The idea of a Grease prequel gives us chills, they’re multiplying. So, it’s a good thing that new prequel series Grease: Rise of the Pink Ladies promises to be electrifying.
EW has an exclusive first look at the series, which was created by Annabel Oakes and returns audiences to Rydell High — this time in 1954 when the girl gang known as the Pink Ladies is first being formed. But just because it’s a prequel doesn’t mean they’ll forget what came before.
“Fans of the original should be happy,” says Oakes. “We call Grease the mothership and we always are talking about how we have to pay homage and respect the mothership.”
The original Grease, itself based on a stage musical of the same name, starred Olivia Newton-John and John Travolta, as girl-next-door Sandy and greaser Danny, who must contend with the challenges of high school and the judgment of their friends as they try to find a way to make their relationship work.
Oakes, who was most recently a writer on Minx, grew up a huge fan of Grease and Grease 2. “My first dance performance ever was to ‘Grease Lightning,’ which I performed in several local malls and parking lots,” she quips.
Because of her devotion to the original film (and many Halloweens spent in poodle skirts), Oakes was initially skeptical about creating a prequel to Grease for television. “I thought, ‘Nobody needs a new Grease,'” she says of her reaction when Paramount first approached her. “The original Grease is absolutely perfect. But then, I thought about it for a second and I thought, ‘What unanswered questions do I have from Grease?’ Because everything was tied up really nicely with Danny and Sandy. But I was like, ‘What was up with the Pink Ladies? Were those were girl gangs real?’ I started googling and I found out that there were real Pink Ladies at the high school of the original creator of Grease, Jim Jacobs.”

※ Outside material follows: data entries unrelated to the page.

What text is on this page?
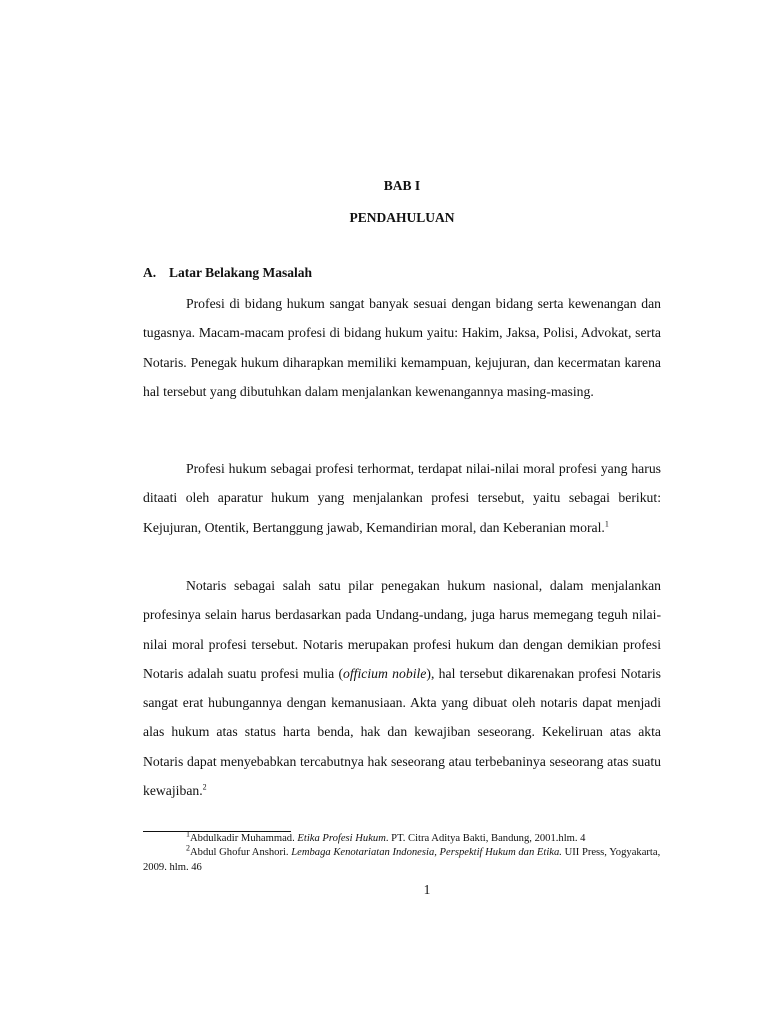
BAB I
PENDAHULUAN
A. Latar Belakang Masalah

Profesi di bidang hukum sangat banyak sesuai dengan bidang serta kewenangan dan tugasnya. Macam-macam profesi di bidang hukum yaitu: Hakim, Jaksa, Polisi, Advokat, serta Notaris. Penegak hukum diharapkan memiliki kemampuan, kejujuran, dan kecermatan karena hal tersebut yang dibutuhkan dalam menjalankan kewenangannya masing-masing.

Profesi hukum sebagai profesi terhormat, terdapat nilai-nilai moral profesi yang harus ditaati oleh aparatur hukum yang menjalankan profesi tersebut, yaitu sebagai berikut: Kejujuran, Otentik, Bertanggung jawab, Kemandirian moral, dan Keberanian moral.$^1$

Notaris sebagai salah satu pilar penegakan hukum nasional, dalam menjalankan profesinya selain harus berdasarkan pada Undang-undang, juga harus memegang teguh nilai-nilai moral profesi tersebut. Notaris merupakan profesi hukum dan dengan demikian profesi Notaris adalah suatu profesi mulia (officium nobile), hal tersebut dikarenakan profesi Notaris sangat erat hubungannya dengan kemanusiaan. Akta yang dibuat oleh notaris dapat menjadi alas hukum atas status harta benda, hak dan kewajiban seseorang. Kekeliruan atas akta Notaris dapat menyebabkan tercabutnya hak seseorang atau terbebaninya seseorang atas suatu kewajiban.$^2$

$^1$Abdulkadir Muhammad. Etika Profesi Hukum. PT. Citra Aditya Bakti, Bandung, 2001.hlm. 4

$^2$Abdul Ghofur Anshori. Lembaga Kenotariatan Indonesia, Perspektif Hukum dan Etika. UII Press, Yogyakarta, 2009. hlm. 46

1
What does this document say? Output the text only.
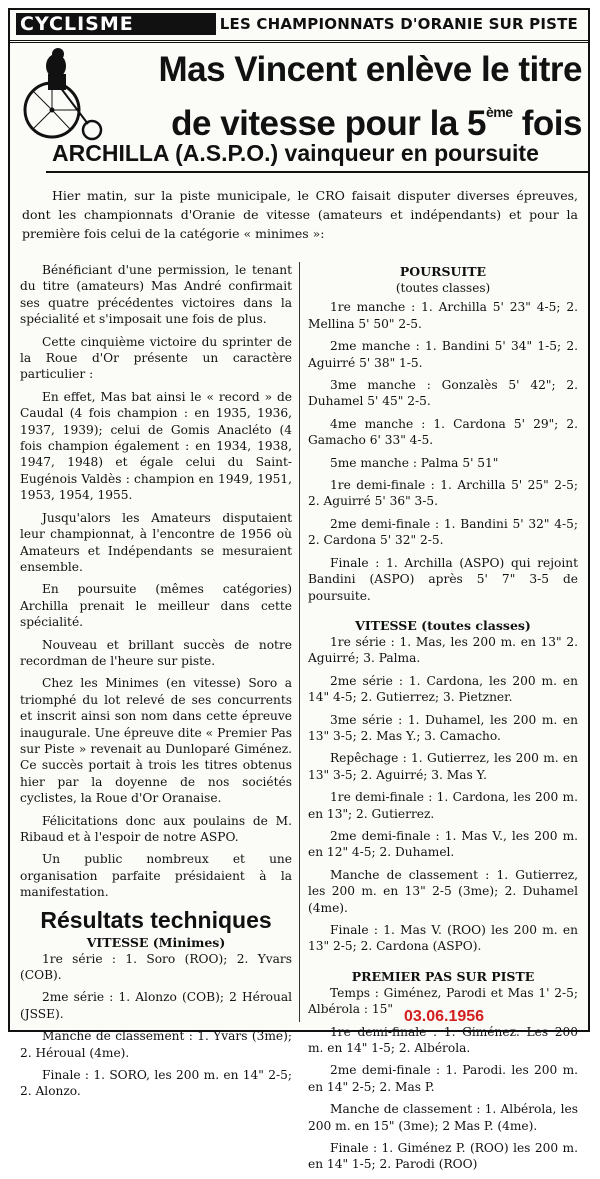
CYCLISME	LES CHAMPIONNATS D'ORANIE SUR PISTE
Mas Vincent enlève le titre
de vitesse pour la 5ème fois
ARCHILLA (A.S.P.O.) vainqueur en poursuite
Hier matin, sur la piste municipale, le CRO faisait disputer diverses épreuves, dont les championnats d'Oranie de vitesse (amateurs et indépendants) et pour la première fois celui de la catégorie « minimes »:

Bénéficiant d'une permission, le tenant du titre (amateurs) Mas André confirmait ses quatre précédentes victoires dans la spécialité et s'imposait une fois de plus.

Cette cinquième victoire du sprinter de la Roue d'Or présente un caractère particulier :

En effet, Mas bat ainsi le « record » de Caudal (4 fois champion : en 1935, 1936, 1937, 1939); celui de Gomis Anacléto (4 fois champion également : en 1934, 1938, 1947, 1948) et égale celui du Saint-Eugénois Valdès : champion en 1949, 1951, 1953, 1954, 1955.

Jusqu'alors les Amateurs disputaient leur championnat, à l'encontre de 1956 où Amateurs et Indépendants se mesuraient ensemble.

En poursuite (mêmes catégories) Archilla prenait le meilleur dans cette spécialité.

Nouveau et brillant succès de notre recordman de l'heure sur piste.

Chez les Minimes (en vitesse) Soro a triomphé du lot relevé de ses concurrents et inscrit ainsi son nom dans cette épreuve inaugurale. Une épreuve dite « Premier Pas sur Piste » revenait au Dunloparé Giménez. Ce succès portait à trois les titres obtenus hier par la doyenne de nos sociétés cyclistes, la Roue d'Or Oranaise.

Félicitations donc aux poulains de M. Ribaud et à l'espoir de notre ASPO.

Un public nombreux et une organisation parfaite présidaient à la manifestation.

Résultats techniques
VITESSE (Minimes)

1re série : 1. Soro (ROO); 2. Yvars (COB).

2me série : 1. Alonzo (COB); 2 Héroual (JSSE).

Manche de classement : 1. Yvars (3me); 2. Héroual (4me).

Finale : 1. SORO, les 200 m. en 14" 2-5; 2. Alonzo.

POURSUITE
(toutes classes)

1re manche : 1. Archilla 5' 23" 4-5; 2. Mellina 5' 50" 2-5.

2me manche : 1. Bandini 5' 34" 1-5; 2. Aguirré 5' 38" 1-5.

3me manche : Gonzalès 5' 42"; 2. Duhamel 5' 45" 2-5.

4me manche : 1. Cardona 5' 29"; 2. Gamacho 6' 33" 4-5.

5me manche : Palma 5' 51"

1re demi-finale : 1. Archilla 5' 25" 2-5; 2. Aguirré 5' 36" 3-5.

2me demi-finale : 1. Bandini 5' 32" 4-5; 2. Cardona 5' 32" 2-5.

Finale : 1. Archilla (ASPO) qui rejoint Bandini (ASPO) après 5' 7" 3-5 de poursuite.

VITESSE (toutes classes)

1re série : 1. Mas, les 200 m. en 13" 2. Aguirré; 3. Palma.

2me série : 1. Cardona, les 200 m. en 14" 4-5; 2. Gutierrez; 3. Pietzner.

3me série : 1. Duhamel, les 200 m. en 13" 3-5; 2. Mas Y.; 3. Camacho.

Repêchage : 1. Gutierrez, les 200 m. en 13" 3-5; 2. Aguirré; 3. Mas Y.

1re demi-finale : 1. Cardona, les 200 m. en 13"; 2. Gutierrez.

2me demi-finale : 1. Mas V., les 200 m. en 12" 4-5; 2. Duhamel.

Manche de classement : 1. Gutierrez, les 200 m. en 13" 2-5 (3me); 2. Duhamel (4me).

Finale : 1. Mas V. (ROO) les 200 m. en 13" 2-5; 2. Cardona (ASPO).

PREMIER PAS SUR PISTE

Temps : Giménez, Parodi et Mas 1' 2-5; Albérola : 15"

1re demi-finale : 1. Giménez. Les 200 m. en 14" 1-5; 2. Albérola.

2me demi-finale : 1. Parodi. les 200 m. en 14" 2-5; 2. Mas P.

Manche de classement : 1. Albérola, les 200 m. en 15" (3me); 2 Mas P. (4me).

Finale : 1. Giménez P. (ROO) les 200 m. en 14" 1-5; 2. Parodi (ROO)

03.06.1956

You won’t find Frenchie (Didi Conn), Jan (Jamie Donnelly), Marty (Dinah Manoff), or Rizzo (Stockard Channing) here though. Instead, we meet a new group of ladies, led by Jane (Marisa Davila). Though, the legacy of the original wasn’t lost on the cast. “It’s a really big responsibility bringing something this iconic back,” says Davila. “Getting to be in the same colorful universe was the way we connected to them and honoring what they were able to do.”
Davila describes Jane as a bit of a nerd, saying she’s perhaps most similar to Jan in the 1978 film. “She is just passionate about fairness and wanting to be everybody’s friend,” adds Davila. “She comes on a little too strong and is learning that her incredible personality isn’t always accepted by other people. She wants to do what’s right. She leads with her heart. She’s a student first, so as much as she tends to be a leader, she learns something new every day from her friends.”